Buying the Dip: Finding the Best Entry Price for Gold
By the Hard Assets Alliance Team
With the Fed’s announcement of QE3 and the world’s central banks jumping onto Uncle Ben’s helicopter, prospects for a rising gold price are rosy.
But, what if you’re new to buying gold, have seen the price rise ever higher over the past few years, and are worried you’ve missed the best entry point?
If you share our belief that money printing and subsequent currency devaluation will continue, then you need not worry. The long-term prospects for gold are very positive – making any entry point at current levels a good one.
However, temporary dips in price can offer a golden opportunity to buy the metal at a “discount”. How can one identify these buy points? We’ll explore the answer to this question below.
Buying Indicator #1: The 50-day Moving Average
One of the most useful technical buying indicators is the 50-day moving average. Once gold’s price drops below the line, it often experiences a surge soon after, and, other than in a temporary sideways market, rarely returns to that original price point again. Some such opportunities are highlighted in the chart below.

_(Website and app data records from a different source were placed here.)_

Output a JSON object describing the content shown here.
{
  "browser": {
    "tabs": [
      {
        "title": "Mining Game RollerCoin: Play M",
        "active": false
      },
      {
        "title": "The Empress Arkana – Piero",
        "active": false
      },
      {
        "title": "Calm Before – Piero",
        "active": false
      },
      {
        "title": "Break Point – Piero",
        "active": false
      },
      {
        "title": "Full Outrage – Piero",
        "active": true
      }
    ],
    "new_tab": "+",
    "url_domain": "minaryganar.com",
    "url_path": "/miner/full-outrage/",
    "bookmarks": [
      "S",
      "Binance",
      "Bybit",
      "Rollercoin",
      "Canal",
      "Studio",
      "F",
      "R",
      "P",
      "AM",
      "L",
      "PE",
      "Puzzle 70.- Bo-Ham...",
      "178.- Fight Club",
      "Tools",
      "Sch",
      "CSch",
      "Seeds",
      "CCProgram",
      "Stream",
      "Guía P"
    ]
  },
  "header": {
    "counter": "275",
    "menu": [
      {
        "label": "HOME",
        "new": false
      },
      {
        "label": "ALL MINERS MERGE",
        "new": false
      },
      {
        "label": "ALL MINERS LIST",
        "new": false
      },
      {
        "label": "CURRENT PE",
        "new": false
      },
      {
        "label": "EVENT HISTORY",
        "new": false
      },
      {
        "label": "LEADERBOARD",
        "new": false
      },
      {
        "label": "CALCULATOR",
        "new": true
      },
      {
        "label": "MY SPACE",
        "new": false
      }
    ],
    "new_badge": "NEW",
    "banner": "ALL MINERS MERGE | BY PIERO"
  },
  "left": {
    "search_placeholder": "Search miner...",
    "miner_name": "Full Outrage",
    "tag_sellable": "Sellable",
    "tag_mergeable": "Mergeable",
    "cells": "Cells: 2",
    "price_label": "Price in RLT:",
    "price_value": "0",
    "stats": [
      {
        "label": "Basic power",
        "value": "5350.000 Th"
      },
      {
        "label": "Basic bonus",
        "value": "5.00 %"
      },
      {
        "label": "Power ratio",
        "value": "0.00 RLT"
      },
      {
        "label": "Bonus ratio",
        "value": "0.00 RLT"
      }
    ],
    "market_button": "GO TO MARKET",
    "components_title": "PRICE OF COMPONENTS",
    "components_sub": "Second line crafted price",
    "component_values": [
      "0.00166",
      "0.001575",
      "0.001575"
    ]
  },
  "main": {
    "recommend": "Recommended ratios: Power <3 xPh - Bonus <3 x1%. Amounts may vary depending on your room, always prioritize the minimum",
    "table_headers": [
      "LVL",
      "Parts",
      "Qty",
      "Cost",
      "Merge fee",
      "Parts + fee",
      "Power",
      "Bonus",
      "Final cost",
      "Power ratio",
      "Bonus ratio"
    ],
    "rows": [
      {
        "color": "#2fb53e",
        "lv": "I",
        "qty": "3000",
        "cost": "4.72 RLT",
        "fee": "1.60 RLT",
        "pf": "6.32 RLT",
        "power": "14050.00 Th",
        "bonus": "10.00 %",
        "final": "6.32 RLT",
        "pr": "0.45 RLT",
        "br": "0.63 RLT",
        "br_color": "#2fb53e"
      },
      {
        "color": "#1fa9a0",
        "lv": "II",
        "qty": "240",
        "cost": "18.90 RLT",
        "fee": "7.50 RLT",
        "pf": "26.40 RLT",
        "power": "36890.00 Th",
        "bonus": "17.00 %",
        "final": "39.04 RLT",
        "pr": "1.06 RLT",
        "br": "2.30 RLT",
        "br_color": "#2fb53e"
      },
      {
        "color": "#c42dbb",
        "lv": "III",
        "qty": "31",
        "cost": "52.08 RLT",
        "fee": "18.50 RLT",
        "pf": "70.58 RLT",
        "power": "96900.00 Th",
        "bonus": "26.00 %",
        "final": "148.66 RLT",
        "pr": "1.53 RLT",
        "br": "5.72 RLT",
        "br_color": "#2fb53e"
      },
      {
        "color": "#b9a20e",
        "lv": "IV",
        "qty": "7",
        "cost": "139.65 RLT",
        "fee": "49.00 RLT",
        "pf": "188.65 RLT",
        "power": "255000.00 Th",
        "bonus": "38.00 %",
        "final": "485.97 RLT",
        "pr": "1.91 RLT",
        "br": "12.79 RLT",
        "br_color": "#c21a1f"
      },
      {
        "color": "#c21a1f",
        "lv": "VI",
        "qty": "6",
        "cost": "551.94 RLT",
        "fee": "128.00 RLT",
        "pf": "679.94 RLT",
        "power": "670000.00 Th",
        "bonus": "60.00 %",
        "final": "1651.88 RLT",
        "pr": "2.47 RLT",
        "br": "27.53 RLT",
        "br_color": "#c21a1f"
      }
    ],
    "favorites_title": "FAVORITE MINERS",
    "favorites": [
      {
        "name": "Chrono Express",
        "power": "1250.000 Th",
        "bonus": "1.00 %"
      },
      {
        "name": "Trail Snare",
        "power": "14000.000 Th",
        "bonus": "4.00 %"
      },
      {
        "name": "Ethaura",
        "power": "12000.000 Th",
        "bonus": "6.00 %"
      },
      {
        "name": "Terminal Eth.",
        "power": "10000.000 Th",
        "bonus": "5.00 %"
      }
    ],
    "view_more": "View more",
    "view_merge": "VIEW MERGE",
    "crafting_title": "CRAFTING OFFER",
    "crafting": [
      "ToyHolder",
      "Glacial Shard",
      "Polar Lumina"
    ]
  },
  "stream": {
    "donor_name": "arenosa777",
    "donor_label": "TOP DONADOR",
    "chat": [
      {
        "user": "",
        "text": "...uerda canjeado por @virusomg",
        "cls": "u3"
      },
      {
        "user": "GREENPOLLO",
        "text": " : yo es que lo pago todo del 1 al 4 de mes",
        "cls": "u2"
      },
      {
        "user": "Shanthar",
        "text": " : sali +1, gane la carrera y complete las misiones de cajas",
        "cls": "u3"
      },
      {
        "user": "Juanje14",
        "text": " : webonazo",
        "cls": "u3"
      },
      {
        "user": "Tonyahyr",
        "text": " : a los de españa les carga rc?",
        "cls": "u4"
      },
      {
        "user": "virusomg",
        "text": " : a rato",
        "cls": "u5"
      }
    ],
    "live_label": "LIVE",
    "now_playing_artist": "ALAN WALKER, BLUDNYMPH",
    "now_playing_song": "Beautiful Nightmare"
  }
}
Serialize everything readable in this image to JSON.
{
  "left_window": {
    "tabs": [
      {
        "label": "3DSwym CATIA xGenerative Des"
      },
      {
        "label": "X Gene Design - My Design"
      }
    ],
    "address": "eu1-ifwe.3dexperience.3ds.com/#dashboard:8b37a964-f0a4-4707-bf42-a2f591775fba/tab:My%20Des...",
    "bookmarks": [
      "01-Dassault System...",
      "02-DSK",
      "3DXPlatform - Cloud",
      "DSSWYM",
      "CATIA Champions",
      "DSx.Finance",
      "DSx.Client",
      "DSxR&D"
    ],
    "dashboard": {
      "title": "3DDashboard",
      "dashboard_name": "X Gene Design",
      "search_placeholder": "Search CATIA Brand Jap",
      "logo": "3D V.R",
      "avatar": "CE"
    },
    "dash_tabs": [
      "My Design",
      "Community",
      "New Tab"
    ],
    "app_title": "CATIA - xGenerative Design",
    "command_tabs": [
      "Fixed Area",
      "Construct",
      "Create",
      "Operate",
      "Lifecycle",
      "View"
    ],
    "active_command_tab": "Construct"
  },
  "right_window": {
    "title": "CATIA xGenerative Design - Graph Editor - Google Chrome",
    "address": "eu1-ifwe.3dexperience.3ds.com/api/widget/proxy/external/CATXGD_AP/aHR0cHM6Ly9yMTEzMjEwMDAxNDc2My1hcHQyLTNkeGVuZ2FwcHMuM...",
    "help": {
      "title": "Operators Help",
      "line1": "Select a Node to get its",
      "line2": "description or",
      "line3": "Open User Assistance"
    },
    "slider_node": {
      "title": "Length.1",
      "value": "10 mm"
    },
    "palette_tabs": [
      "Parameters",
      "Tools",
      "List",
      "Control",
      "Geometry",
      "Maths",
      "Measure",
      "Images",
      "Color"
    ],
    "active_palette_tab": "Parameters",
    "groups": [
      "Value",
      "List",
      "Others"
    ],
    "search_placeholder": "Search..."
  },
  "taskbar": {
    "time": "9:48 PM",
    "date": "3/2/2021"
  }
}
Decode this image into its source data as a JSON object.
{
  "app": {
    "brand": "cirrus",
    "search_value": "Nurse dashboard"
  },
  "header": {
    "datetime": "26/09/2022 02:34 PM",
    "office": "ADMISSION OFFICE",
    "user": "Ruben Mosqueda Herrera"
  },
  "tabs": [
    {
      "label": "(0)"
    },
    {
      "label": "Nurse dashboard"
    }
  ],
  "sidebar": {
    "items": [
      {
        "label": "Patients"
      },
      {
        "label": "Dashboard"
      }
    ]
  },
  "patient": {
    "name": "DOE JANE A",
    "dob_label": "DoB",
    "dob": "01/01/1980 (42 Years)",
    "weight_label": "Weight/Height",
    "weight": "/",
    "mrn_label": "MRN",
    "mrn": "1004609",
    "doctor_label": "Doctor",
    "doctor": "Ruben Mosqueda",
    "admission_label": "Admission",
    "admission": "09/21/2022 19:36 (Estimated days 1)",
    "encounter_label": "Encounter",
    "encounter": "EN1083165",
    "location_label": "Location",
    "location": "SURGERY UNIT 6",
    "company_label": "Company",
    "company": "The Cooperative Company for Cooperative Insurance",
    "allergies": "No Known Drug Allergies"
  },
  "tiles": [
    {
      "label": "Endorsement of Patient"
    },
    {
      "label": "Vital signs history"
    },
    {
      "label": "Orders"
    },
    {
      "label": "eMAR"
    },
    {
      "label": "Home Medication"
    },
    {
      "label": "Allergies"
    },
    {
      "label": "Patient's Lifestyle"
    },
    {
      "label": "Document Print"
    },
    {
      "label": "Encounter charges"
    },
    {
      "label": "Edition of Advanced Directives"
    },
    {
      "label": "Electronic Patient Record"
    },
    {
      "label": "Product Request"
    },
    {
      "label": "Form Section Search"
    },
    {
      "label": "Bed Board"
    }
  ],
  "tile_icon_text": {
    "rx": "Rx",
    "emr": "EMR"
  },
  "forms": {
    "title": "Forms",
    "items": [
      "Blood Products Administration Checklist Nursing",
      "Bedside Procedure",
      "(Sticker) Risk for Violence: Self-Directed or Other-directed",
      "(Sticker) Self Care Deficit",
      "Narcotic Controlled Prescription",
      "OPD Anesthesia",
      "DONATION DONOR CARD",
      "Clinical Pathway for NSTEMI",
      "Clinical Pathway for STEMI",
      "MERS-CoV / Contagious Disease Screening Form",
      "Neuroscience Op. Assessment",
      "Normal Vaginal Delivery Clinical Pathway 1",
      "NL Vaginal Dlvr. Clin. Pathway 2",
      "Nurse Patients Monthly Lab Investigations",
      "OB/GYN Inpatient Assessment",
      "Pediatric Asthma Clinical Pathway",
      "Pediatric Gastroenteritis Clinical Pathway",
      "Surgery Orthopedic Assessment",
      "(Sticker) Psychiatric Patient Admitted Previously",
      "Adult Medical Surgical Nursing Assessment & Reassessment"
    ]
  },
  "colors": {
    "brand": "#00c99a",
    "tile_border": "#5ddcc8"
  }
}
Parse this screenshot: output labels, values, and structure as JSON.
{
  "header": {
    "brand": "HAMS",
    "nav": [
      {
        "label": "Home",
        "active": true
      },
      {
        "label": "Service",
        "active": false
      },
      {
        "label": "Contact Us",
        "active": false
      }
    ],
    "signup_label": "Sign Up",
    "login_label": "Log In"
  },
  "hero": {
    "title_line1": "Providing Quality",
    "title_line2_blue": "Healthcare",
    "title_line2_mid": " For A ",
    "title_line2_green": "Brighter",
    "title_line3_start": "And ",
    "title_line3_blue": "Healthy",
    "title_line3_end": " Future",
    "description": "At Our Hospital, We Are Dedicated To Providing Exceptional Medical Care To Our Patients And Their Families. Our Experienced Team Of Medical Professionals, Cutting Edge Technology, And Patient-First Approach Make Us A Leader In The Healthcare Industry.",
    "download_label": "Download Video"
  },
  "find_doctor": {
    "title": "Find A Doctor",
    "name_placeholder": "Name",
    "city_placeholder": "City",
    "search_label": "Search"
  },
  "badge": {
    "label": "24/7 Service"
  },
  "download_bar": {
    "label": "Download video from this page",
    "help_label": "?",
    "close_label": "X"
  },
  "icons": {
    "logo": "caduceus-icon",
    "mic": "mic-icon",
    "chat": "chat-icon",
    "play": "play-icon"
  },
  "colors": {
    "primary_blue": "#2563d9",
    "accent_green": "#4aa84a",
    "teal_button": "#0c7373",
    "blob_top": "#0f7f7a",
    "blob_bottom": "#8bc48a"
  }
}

One may ask why gold hasn’t made new highs in the past year. Looking back at the chart, we see that after the end of QE2, gold has traded sideways. However, dips below the 50-day average still represented opportunities to acquire more of the yellow metal. Now that we’ve got another round of quantitative easing, we expect gold to resume the pattern of temporarily dropping below the 50-day average and then breaking out to new highs afterward.